Sent by Holly Bergevin on 5 February 2005 17:05
From: Scott Chesnut [EMAIL-REMOVED]>
>I'm working on a liquid layout with a floated div on the left and a
>table holding images on the right.
> in IE 6 the table of
>images drops down the page when the browser window shrinks in width.
>How do I prevent this?
>http://www.nutdesign.com/testmodule.html
Hi Scott,
I have a possible solution for you, if you're willing to go this route. It involves a negative
margin and (sorry) a spacer div...
To help IE emulate min-width, add a div with a non-breaking space in your HTML just above the last
closing div tag. Give it a class attribute of "spacer" - see below (spaces added to prevent the html
from displaying in *my* mail client)
< /table >
< div class="spacer" >& nbsp ;< /div >
< /div >
Then in your CSS, you'll need to add the following two selectors to one of your Mac-hack comment
constructions. You don't need to make a new one unless you want to.
/* Hides from IE-mac \*/
* html .imageblock {margin-right: -400px;}
* html .spacer {width: 760px; height: 0; font-size: 1px;}
/* End hide from IE-mac */
Also add the following new seletor to your style sheet -
html>body .spacer {d\isplay: none;}
The negative margin for .imageblock will not change the display. It merely gives IE some more room
in which to put that table as the browser window is narrowed.

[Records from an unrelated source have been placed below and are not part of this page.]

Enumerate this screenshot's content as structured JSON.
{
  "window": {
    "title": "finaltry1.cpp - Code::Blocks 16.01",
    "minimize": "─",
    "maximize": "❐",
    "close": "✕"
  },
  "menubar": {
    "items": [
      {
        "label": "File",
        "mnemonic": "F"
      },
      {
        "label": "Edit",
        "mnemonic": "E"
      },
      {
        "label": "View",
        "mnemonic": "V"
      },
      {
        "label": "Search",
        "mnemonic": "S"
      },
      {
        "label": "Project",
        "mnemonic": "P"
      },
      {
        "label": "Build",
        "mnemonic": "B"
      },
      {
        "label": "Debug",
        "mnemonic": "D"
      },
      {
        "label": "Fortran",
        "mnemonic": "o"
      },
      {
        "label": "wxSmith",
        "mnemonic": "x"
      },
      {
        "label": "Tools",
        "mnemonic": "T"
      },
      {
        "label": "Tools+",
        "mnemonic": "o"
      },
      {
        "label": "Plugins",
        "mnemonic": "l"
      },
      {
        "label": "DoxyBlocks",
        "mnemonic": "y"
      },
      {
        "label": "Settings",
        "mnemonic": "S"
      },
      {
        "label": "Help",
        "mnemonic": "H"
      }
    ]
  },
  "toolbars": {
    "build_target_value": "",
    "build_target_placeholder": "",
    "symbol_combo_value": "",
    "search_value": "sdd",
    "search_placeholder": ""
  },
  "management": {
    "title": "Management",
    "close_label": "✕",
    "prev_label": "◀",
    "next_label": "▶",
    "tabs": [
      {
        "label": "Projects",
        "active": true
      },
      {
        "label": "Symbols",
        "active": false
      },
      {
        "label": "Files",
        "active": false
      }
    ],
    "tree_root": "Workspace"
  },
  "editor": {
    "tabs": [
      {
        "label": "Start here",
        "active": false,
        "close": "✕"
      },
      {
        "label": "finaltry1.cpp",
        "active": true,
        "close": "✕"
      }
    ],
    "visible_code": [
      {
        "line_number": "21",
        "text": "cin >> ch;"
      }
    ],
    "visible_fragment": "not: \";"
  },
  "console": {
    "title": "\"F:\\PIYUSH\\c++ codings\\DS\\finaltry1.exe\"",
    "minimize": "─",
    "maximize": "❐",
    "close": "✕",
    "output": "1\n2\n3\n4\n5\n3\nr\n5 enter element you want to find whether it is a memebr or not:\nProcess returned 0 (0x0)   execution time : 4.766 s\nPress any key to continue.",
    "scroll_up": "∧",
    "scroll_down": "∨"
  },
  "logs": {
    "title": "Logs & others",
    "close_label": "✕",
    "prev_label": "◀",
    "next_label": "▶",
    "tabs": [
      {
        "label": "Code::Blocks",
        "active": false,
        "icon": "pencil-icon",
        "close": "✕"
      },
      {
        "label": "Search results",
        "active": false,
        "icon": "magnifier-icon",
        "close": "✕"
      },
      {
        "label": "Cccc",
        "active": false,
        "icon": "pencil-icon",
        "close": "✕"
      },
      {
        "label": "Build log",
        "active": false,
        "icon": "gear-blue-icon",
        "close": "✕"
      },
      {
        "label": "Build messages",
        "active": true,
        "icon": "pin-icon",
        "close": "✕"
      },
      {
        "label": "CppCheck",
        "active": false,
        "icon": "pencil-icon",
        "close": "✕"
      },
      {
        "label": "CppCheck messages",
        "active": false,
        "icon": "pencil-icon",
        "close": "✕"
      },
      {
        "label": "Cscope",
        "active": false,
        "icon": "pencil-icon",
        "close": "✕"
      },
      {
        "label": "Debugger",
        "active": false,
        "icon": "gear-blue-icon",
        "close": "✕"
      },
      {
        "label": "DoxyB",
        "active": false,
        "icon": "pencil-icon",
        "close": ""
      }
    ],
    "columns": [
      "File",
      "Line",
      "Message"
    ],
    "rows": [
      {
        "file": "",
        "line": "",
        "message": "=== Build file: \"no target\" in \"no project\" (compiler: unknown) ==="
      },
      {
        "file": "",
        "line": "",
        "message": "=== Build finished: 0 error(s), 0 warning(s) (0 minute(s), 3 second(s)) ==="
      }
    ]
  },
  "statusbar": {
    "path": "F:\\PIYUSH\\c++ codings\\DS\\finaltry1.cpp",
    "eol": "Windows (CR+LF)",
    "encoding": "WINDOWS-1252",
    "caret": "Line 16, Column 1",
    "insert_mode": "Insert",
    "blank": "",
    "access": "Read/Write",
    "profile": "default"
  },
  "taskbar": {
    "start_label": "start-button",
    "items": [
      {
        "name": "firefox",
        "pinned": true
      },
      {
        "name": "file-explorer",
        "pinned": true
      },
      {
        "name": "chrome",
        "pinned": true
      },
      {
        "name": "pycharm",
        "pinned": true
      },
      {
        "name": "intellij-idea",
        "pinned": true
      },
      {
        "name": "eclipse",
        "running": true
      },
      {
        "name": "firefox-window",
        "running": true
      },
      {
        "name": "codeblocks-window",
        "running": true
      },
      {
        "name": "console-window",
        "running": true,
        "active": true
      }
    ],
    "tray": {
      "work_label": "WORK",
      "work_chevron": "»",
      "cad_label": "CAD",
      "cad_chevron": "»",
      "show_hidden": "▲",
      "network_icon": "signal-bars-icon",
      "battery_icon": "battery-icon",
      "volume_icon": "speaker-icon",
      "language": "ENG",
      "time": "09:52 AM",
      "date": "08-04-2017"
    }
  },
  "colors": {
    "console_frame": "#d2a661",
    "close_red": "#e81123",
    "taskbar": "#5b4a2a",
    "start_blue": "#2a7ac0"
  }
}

The "spacer div" (don't hate me) forces IE to emulate min-width. If you want to see how it works,
give the spacer a background color. The width I came with is basically the point where my Mozilla
started showing a horizontal scrollbar. The invisible div holds the page open, but takes up only one
pixel of height, forcing IE to create the horizontal scrollbar just before the narrows enough to
drop the table. IE6 will still eventually drop the table, but not until the browser is narrowed to
the width of .imageblock itself. Handheld devices aside, it is unlikely that many people will be
surfing with their browser narrowed to 316px.
The last selector removes the spacer div from display in browsers that behave properly, so they are
not affected by the extra div at all. The escape in the property name is insurance that IE5.x/Win
browsers won't "accidentally" apply the property (by ignoring the html>body part of the selector an
only seeing the .spacer part).
So, the fix targets only IE/Win browsers and seems to work fine in my IE5/5.5/6.